August 30, 2011
Petaluma, Calif. -
Dear Mr. Krueger,
Congratulations on your appointment to chair President Barack Obama’s Council of Economic Advisers. I am encouraged by your appointment, as I assume most Americans are. Your credentials and reputation as a leading economist are impeccable.
I would like to bring up an issue that needs immediate attention. Based on the latest U.S. Census Bureau data, small businesses create 90 percent of all net new jobs. The Small Business Administration Office of Advocacy indicates that small businesses are responsible for more than half the private sector workforce, half of GDP and 90 percent of exports. Ninety-eight percent of U.S. firms have less than 100 employees. And yet President Obama’s economic policies do not seem to reflect this.
Based on economic data, this country needs aggressive programs focused on small businesses. Congress realized this in 1953 when they passed the Small Business Act, establishing the Small Business Administration (SBA) and a federal small business contracting goal (currently 23 percent). That law appears to be an extremely effective tool to create jobs. Moreover, research indicates that Fortune 500 companies have not created one net new job in more than thirty years.

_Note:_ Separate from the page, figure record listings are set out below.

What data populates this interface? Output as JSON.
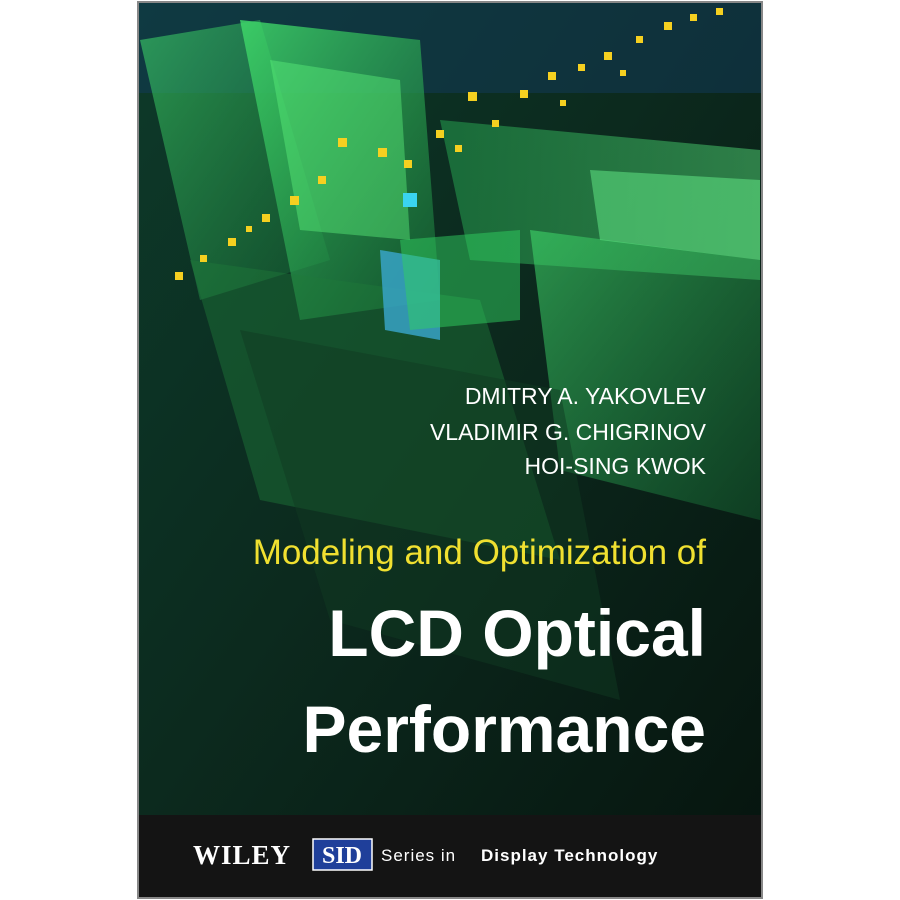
{
  "authors": [
    "DMITRY A. YAKOVLEV",
    "VLADIMIR G. CHIGRINOV",
    "HOI-SING KWOK"
  ],
  "title": {
    "subtitle": "Modeling and Optimization of",
    "lines": [
      "LCD Optical",
      "Performance"
    ]
  },
  "footer": {
    "publisher": "WILEY",
    "society": "SID",
    "series_prefix": "Series in",
    "series_name": "Display Technology"
  }
}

Yet since 2003, a series of federal investigations have found that most federal small business contracts have gone to large corporations in the U.S., Europe and Asia. In 2005, the SBA Inspector General released Report 5-15, describing the abuse as, “One of the most important challenges facing the Small Business Administration and the entire federal government today.”

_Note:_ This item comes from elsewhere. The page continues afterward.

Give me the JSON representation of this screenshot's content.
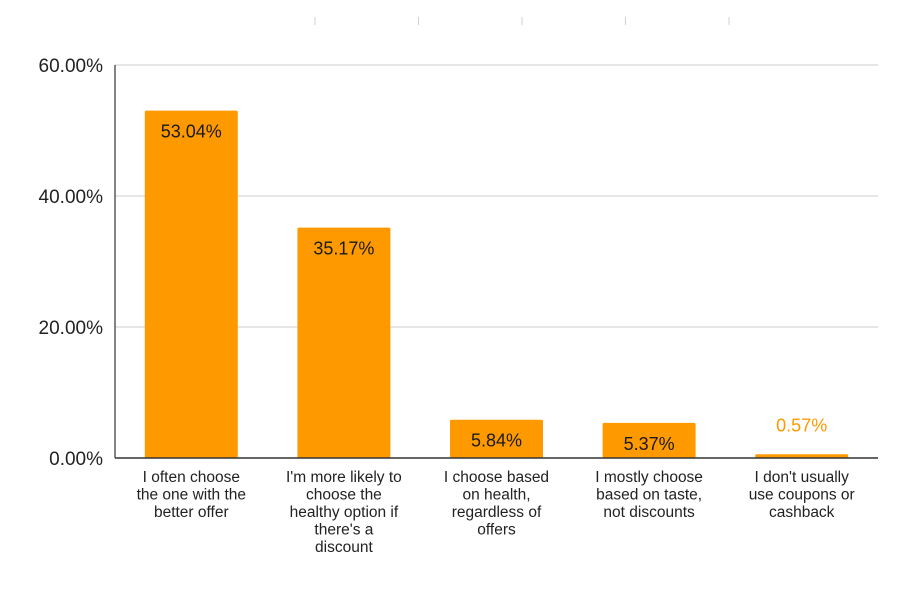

During his campaign, President Obama recognized this abuse and stated, “It is time to end the diversion of federal small business contracts to corporate giants.”

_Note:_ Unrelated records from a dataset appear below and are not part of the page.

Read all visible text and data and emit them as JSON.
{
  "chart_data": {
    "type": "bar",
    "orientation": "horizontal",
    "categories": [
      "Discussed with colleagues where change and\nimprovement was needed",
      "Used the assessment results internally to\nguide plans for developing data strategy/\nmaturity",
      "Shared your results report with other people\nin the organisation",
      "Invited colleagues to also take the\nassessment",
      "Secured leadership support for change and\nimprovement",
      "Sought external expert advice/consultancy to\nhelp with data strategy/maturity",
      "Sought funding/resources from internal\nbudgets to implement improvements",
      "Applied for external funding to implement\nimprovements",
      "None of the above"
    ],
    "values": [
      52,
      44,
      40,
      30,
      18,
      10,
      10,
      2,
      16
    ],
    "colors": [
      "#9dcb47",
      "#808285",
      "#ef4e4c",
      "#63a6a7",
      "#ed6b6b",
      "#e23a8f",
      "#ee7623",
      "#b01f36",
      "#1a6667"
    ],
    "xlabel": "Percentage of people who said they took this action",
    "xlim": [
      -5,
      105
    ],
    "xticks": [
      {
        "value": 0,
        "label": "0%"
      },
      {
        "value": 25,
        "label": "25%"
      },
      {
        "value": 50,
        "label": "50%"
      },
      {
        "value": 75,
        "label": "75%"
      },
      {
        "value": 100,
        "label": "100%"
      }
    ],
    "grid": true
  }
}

Federal law defines a small business as being independently owned. This would exclude any publicly traded company. I suggest that President Obama issue an executive order that states, “The federal government will no longer report contracts awarded to publicly traded companies as small business contracts.” This would direct more existing federal infrastructure spending to the middle class than any previous economic policy.
I think this is a very reasonable, deficit neutral approach to boosting the economy and creating jobs. I cannot imagine a downside to ending the illegal diversion of federal small business contracts to large corporations.